Dari penjelasan Piaget tersebut, kita bisa mengandaikan bahwa setiap anak pada hakikatnya adalah seorang ilmuwan. Anak dapat menemukan pengetahuan, pengalaman, dan keterampilan dengan cara mereka yang unik dan kreatif. Mari kita coba melihat persoalan perbedaan pandangan pengajaran sub pelajaran matematika ini dengan lebih netral. Tidak dengan memojokkan pihak yang berseberangan pendapat. Polemik 4x6 atau 6x4 ini memberikan kesempatan bagi kita untuk merefleksikan kembali, hakikat dari tujuan pendidikan yang ingin dicapai di Indonesia dan bagaimana cara untuk mencapainya.

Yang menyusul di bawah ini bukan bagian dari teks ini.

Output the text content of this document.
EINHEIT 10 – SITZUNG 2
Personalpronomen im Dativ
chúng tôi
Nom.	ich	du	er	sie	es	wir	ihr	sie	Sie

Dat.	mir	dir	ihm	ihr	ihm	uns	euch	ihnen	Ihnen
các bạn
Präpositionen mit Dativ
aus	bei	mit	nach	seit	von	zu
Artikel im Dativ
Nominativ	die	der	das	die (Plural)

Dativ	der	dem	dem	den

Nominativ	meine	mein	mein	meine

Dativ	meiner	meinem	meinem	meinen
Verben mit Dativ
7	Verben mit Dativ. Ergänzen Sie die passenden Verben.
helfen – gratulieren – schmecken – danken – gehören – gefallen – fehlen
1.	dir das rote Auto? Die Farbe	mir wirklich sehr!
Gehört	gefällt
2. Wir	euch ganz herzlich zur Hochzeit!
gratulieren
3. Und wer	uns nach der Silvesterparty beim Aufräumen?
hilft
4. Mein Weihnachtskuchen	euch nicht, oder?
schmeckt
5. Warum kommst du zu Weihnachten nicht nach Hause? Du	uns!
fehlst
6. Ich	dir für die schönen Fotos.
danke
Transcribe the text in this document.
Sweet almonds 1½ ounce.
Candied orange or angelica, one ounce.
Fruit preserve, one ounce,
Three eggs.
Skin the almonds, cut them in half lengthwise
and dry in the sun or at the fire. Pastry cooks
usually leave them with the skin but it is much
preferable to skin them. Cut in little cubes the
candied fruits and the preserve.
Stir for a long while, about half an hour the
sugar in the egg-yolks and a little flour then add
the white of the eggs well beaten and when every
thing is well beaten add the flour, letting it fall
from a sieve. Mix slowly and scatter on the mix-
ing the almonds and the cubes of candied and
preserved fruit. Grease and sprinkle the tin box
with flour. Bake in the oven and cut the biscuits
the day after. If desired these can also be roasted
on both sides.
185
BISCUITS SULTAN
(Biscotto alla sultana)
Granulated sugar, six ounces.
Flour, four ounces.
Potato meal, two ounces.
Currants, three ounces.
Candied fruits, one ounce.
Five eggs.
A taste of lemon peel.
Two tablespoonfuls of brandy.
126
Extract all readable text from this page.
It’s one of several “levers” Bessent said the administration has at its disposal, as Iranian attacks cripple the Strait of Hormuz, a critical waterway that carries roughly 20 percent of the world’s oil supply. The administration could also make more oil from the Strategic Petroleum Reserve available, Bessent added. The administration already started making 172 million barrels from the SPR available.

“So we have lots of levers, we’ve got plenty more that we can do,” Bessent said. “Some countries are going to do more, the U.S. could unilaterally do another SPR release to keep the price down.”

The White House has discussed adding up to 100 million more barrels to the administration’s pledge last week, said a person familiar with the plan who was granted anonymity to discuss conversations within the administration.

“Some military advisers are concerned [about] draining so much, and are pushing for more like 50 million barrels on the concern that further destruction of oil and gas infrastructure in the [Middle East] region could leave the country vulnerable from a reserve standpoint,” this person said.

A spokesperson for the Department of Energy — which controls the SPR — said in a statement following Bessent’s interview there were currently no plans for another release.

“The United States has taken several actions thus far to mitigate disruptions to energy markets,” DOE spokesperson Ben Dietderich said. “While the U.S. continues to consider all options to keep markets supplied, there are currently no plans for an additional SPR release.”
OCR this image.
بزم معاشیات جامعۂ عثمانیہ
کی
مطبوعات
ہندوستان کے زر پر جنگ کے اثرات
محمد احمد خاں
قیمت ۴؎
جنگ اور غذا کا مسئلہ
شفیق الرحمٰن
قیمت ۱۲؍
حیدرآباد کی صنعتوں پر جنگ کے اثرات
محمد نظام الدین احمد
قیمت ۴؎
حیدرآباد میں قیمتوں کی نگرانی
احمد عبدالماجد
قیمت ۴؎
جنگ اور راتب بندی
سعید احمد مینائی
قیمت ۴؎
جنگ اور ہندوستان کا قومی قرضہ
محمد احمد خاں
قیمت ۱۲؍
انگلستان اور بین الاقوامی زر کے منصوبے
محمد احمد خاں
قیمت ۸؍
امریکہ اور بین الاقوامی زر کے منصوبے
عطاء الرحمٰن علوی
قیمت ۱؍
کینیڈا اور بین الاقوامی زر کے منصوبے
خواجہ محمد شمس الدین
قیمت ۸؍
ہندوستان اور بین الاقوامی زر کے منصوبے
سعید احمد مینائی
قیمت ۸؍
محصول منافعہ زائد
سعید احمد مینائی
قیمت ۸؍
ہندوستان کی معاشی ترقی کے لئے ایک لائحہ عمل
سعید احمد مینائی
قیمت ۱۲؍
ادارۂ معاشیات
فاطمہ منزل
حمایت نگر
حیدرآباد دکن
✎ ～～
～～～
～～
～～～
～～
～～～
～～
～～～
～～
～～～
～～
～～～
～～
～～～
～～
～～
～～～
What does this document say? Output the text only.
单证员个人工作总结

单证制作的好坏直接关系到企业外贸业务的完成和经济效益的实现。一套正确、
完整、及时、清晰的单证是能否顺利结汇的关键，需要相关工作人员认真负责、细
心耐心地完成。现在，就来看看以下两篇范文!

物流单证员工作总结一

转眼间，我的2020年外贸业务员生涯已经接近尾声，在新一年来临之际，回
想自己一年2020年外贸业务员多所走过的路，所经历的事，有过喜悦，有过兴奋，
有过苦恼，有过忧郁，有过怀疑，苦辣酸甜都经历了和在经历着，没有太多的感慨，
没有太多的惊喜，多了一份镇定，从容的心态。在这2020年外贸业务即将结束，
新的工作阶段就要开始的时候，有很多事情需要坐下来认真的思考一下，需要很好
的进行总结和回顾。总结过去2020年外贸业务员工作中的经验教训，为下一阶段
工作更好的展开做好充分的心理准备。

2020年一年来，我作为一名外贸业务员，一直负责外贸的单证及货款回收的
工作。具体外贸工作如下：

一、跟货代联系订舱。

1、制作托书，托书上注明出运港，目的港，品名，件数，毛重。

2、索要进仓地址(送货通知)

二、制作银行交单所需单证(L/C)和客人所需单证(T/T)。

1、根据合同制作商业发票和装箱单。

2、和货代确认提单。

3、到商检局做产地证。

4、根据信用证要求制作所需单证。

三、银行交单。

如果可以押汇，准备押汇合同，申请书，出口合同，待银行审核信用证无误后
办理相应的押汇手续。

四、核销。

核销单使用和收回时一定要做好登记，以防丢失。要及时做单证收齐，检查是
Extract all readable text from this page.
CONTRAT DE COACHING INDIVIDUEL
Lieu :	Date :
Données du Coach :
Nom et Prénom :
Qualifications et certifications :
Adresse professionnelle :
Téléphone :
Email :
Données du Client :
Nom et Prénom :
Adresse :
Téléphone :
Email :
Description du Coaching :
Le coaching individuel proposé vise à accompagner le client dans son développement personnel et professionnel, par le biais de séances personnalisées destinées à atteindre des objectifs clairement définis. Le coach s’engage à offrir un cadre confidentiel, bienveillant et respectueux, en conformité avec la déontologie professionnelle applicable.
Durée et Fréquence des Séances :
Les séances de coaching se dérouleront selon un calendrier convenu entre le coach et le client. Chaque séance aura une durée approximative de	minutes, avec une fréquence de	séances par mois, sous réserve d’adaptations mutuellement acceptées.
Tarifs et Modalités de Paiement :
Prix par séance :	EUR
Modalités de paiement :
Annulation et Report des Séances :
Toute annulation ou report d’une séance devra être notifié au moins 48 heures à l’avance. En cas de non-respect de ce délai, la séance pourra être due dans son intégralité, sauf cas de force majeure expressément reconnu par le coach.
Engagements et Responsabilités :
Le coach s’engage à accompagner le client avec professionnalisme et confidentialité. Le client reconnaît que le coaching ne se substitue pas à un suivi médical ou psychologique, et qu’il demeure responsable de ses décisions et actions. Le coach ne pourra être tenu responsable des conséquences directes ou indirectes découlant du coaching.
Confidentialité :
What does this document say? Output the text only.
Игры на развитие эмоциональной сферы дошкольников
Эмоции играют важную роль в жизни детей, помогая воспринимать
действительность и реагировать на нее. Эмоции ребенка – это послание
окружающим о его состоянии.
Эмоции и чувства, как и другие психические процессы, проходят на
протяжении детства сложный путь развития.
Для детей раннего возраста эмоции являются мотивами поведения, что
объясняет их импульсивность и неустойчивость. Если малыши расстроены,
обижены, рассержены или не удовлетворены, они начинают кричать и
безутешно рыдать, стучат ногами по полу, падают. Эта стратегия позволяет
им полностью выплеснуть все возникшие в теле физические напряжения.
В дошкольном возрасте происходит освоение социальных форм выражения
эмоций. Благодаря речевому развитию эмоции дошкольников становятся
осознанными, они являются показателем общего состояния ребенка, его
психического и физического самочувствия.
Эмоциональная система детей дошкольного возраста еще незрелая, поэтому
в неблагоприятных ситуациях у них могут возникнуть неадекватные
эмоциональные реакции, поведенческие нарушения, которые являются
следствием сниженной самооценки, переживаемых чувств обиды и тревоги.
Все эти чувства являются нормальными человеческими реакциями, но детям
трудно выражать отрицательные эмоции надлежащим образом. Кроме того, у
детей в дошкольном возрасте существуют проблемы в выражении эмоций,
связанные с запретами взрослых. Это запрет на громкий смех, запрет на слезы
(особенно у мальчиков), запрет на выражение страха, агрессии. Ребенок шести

Semoga menjadi bahan renungan dan evaluasi bagi stakeholder, para pendidik, orang tua, dan masyarakat agar pendidikan Indonesia lebih baik.


Referensi
1 Isnaeni, N. (2014). Heboh 4x6 atau 6x4. Diakses dari www.m.liputan6.com/news/read/2109404/heboh-4x6-atau-6x4
2 Anonim. (2013).  Medan (Matematika). Diakses dari www.id.m.wikipedia.org/wiki/Medan_(matematika)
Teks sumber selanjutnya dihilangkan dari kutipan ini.